Uncle Ben and the Nanny State
Two years ago, the Economist magazine called the worldwide real estate boom the "biggest bubble in history." Suddenly the bubble isn’t so bubbly.
So it is the nanny state to the rescue of Wall Street and Nanny says "don’t worry Goldman, JP, Robert, and the rest of you about the nice profits from the last few years – that’s your money and you earned it. But now it is a little socialism tonic and the banker’s safety net for your losses and Uncle Ben is on the way."
That said, Fed Chairman Ben Bernanke and the nanny state went to the rescue of the hedge fund – investment bank high-rollers offering loads of cash and a 50 basic point cut. There was no mention by Ben or Nanny to the public of how profitable up to now the game had been for Wall Street, in particular Goldman Sachs, Bear Stearns, Lehman Brothers, J.P. Morgan Chase, Merrill Lynch and Robert Rubin’s Citibank.
Here is what Uncle Ben and the Nanny State have done for Wall Street.
The Fed’s loans are being handed out through what it calls its "overnight discount window." These loans have traditionally been overnight loans given to banks to smooth the flow of commerce on weekends and holidays.

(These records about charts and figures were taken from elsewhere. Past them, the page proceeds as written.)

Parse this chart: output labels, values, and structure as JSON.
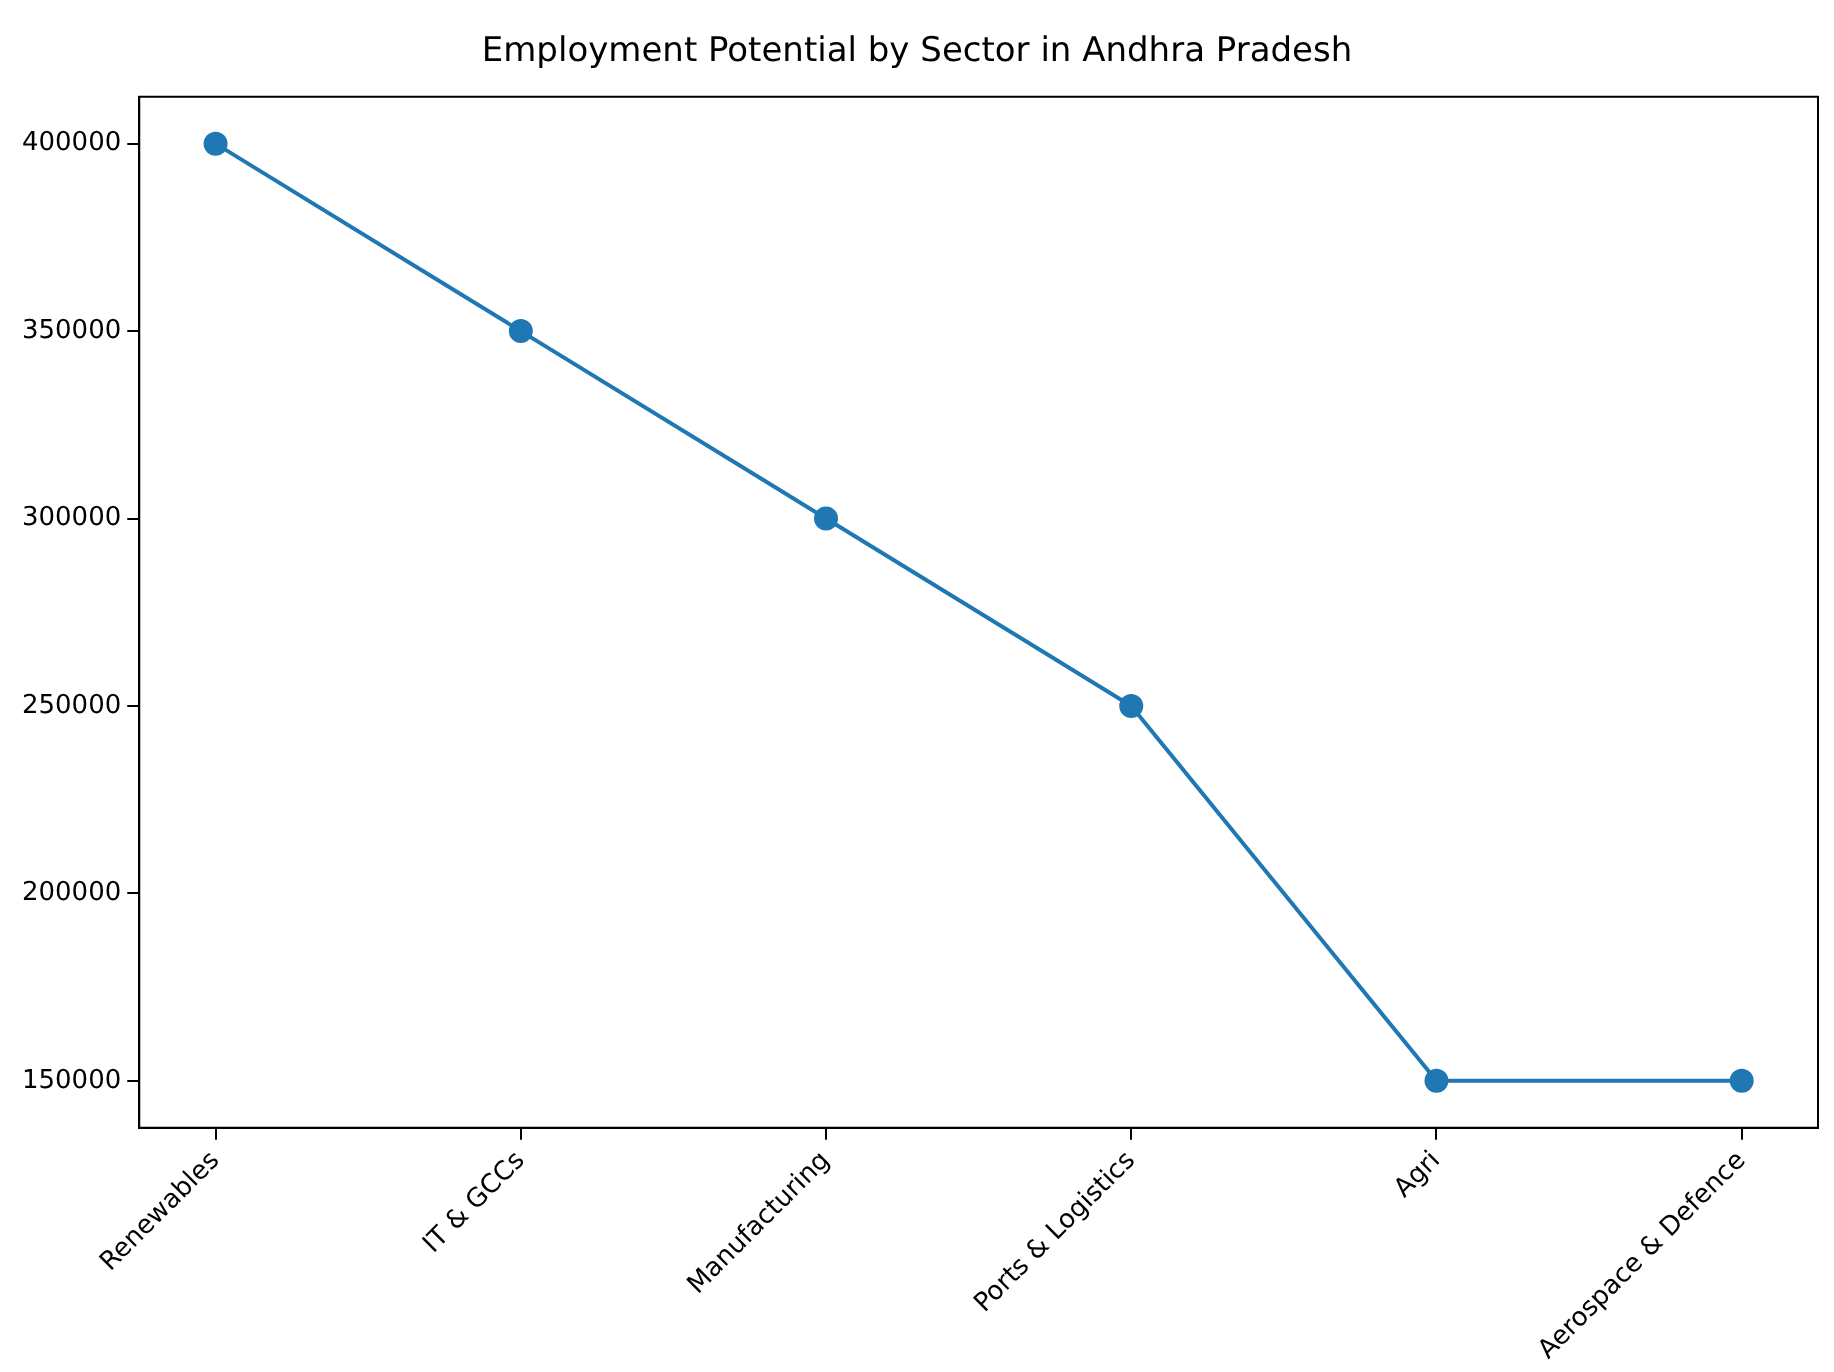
{
  "chart_data": {
    "type": "line",
    "title": "Employment Potential by Sector in Andhra Pradesh",
    "categories": [
      "Renewables",
      "IT & GCCs",
      "Manufacturing",
      "Ports & Logistics",
      "Agri",
      "Aerospace & Defence"
    ],
    "series": [
      {
        "color": "#1f77b4",
        "values": [
          400000,
          350000,
          300000,
          250000,
          150000,
          150000
        ]
      }
    ],
    "ylim": [
      137500,
      412500
    ],
    "yticks": [
      150000,
      200000,
      250000,
      300000,
      350000,
      400000
    ],
    "grid": false,
    "legend": false,
    "marker": "circle",
    "line_style": "solid"
  }
}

But the loans the Fed approved a few days ago turn out to be 30-day loans.
There’s more. If, at the end of that 30-day period a bank claims it can’t pay the money back, the Fed says the banks can renew them for another 30-days. And then another and another renewal can be had and at no additional charge or late fee. How would you like to have a credit card that worked like that?
And any bank endlessly renewing these Fed "loans" is not required to prove they really need the money in order to remain solvent.
And since there was suddenly no market for the $billions in mortgages and mortgage backed securities the big investment banks and select friends made an estimated near $trillion on, Nanny and the Fed, for the first time in history, are allowing Goldman and friends to use those now nearly worthless assets as collateral so they can borrow even more cheap, easy term money as a courtesy and convience..
As you can see, the solution to the easy and cheap credit problem is more cheap and easy credit but only for those at the top
of the totem pole
But look at the bright side. It is doubtful that any masters of the universe will get behind on the yacht upkeep or miss the Gulf Stream jet payment.
And if you have been listening, Goldman Sachs is hollering for help as loud as anybody else. if not more. And for good reason.
Goldman is the colossus of hedge funds and the equity trading business..Last year, the bank reported making $8.5B from its percentage cut on the racket and that is 25% more than its nearest rival Merrill Lynch which returned $6.7B.
And because of the crisis we got a rare peek into the Goldman rackets. One of its hedge funds, Global Equity Opportunities is rumored to have lost $2 to $3 billion in less then a month.. Another rumor is this is why Ben and Nanny decided on the Thursday night bailout. We will probably never know the amount but it obvious there are some problems on Wall Street and at Goldman Sachs.
Now Goldman’s Global Equity is really a club for well-connected wealthy investors ($5 million gets you a seat at the table), many of which are Goldman executives who also knew a lot more then they should about what stocks were going up or down on the New York Stock Exchange For these privlieged elite, the Goldman fund pumped in $6 of cheap borrowed money for every dollar raised from the members for a very small percentage fee on profits. Also, as they say on Wall Street, the leverage was a very sweet 6 to 1.
And what does that mean. Let me explain it like this, a hypothetical if not typical situation.
If you buy a stock for $36 and sell it for $72 four months later, you’ve made 100% on your money. If you add $30 of borrowed money to $6 of your own to buy the stock at $36 and sell the shares at $72, your profit is $36, but you’ve made 600% on your $6 of which the hedge fund takes a percentage, roughly 2 percent or 72 cents, so your profit is now $35.24 on the $6 which is 587% and you can live with that.
Multiply that transaction times billions and you are talking not billions but a trillion or more in profits and which is why offshore tax havens like the Cayman Islands and the Bahamas are booming.
But the worm turned as we have been reading.
So now, let’s say you put up $6 and borrow an additional $30 to buy a stock at $36. The stock falls to $18. You have lost $18 on the stock but still have have a stock worth $12 after subtracting your $6. But all of a sudden, becase of the panic that came with this crisis, you have to pay back $30 and quickly for that $2 stock. Your loss is now 300%.
Multiply that little transaction times billions and you understand why Wall Street is close to a nervous breakdown..
Now some people think that since so much money had been made in this business, the wealthiest of the capitalists can ride out the storm. Are not such losses a normal part of the free market as it is for other people?
Not really. If you were a Wall Street executive and started talking like that they would think you were ready for some mental help or and you might suddenly find yourself working in the corporate cafeteria..
P.S. Remember, these are the people that not long ago were pushing for the privatization of your Social Security program.